Here's another tip for you, calling isn't everything in turkey hunting. The most important factor is scouting, and being where the birds want to be. This can make a first time hunter look like a pro because it is always easier to make a turkey go where he wants to go anyways.

I did not see any reference to other members making fun of you, but if they did then they should be ashamed for their mistakes. I am sorry to hear, if true, that this has happened.

Poaching is wrong, whether on private or public land.


----------



## cbbase32

thanks mallard_molester lol, there is onething i learned from the site, AHOLE LOT OF PRICKS ON HERE, so i did learn me something


----------



## mallard_molester

the funniest thing is, i could bet everything i own that everyone on this board does things that are illegal from time to time,


----------



## cbbase32

I bet everything i own aswell, sure they do, its like people goes to chuch just to get something free out of it, but never once laid there hand on a bible to read it. I would say 90% poachers here thereselfs no doubt


----------



## IOWAFOWLER

There is no way in hell there are 90% poachers on this site. You my friend are the minority. You need to realize that your a freakin idiot and should not be allowed to hunt. Its people like you that get our rights taken away little by little each year.


----------



## Crazy Horse RVN

My guess is that "cbbase32" is simply 'Full Of It" if you know what I mean. I don't believe for a minute that he killed a hen. He's just what's known as a internet "Troll."

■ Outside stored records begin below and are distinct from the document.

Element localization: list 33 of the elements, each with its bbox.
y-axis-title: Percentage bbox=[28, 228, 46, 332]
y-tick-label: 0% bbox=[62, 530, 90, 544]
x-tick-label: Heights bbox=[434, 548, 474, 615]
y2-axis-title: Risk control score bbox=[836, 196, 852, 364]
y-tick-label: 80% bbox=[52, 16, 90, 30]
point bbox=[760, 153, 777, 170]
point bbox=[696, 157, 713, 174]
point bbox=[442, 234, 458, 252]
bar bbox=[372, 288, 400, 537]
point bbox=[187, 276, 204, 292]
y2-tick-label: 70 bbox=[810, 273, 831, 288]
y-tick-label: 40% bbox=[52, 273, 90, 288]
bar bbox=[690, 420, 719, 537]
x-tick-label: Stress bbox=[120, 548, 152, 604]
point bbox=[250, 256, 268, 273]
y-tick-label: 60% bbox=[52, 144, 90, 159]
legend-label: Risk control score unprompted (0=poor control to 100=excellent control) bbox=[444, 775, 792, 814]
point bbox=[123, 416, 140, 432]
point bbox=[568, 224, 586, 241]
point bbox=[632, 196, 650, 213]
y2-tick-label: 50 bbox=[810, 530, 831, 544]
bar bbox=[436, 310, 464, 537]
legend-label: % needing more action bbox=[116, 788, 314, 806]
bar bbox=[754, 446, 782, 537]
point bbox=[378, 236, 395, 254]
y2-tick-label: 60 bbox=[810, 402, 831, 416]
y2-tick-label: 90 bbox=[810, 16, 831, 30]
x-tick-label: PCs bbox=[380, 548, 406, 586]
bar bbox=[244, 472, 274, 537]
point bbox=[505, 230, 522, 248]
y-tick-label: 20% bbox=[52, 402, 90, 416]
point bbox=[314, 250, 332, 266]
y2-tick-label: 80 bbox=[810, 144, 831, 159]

With that handle "cbbase32" I'll bet there are a number of ND Game wardens running through CB files looking up that "Handle."

In any case, if there is some element of truth (and I doubt that) in his statement of poaching a hen, it will only be a matter of time before he's caught doing some other unlawful deed. His time will come. We can only hope it comes soon. :sniper:


----------



## nodakoutdoors.com

cbbase32 has been deactivated for obvious reasons.


----------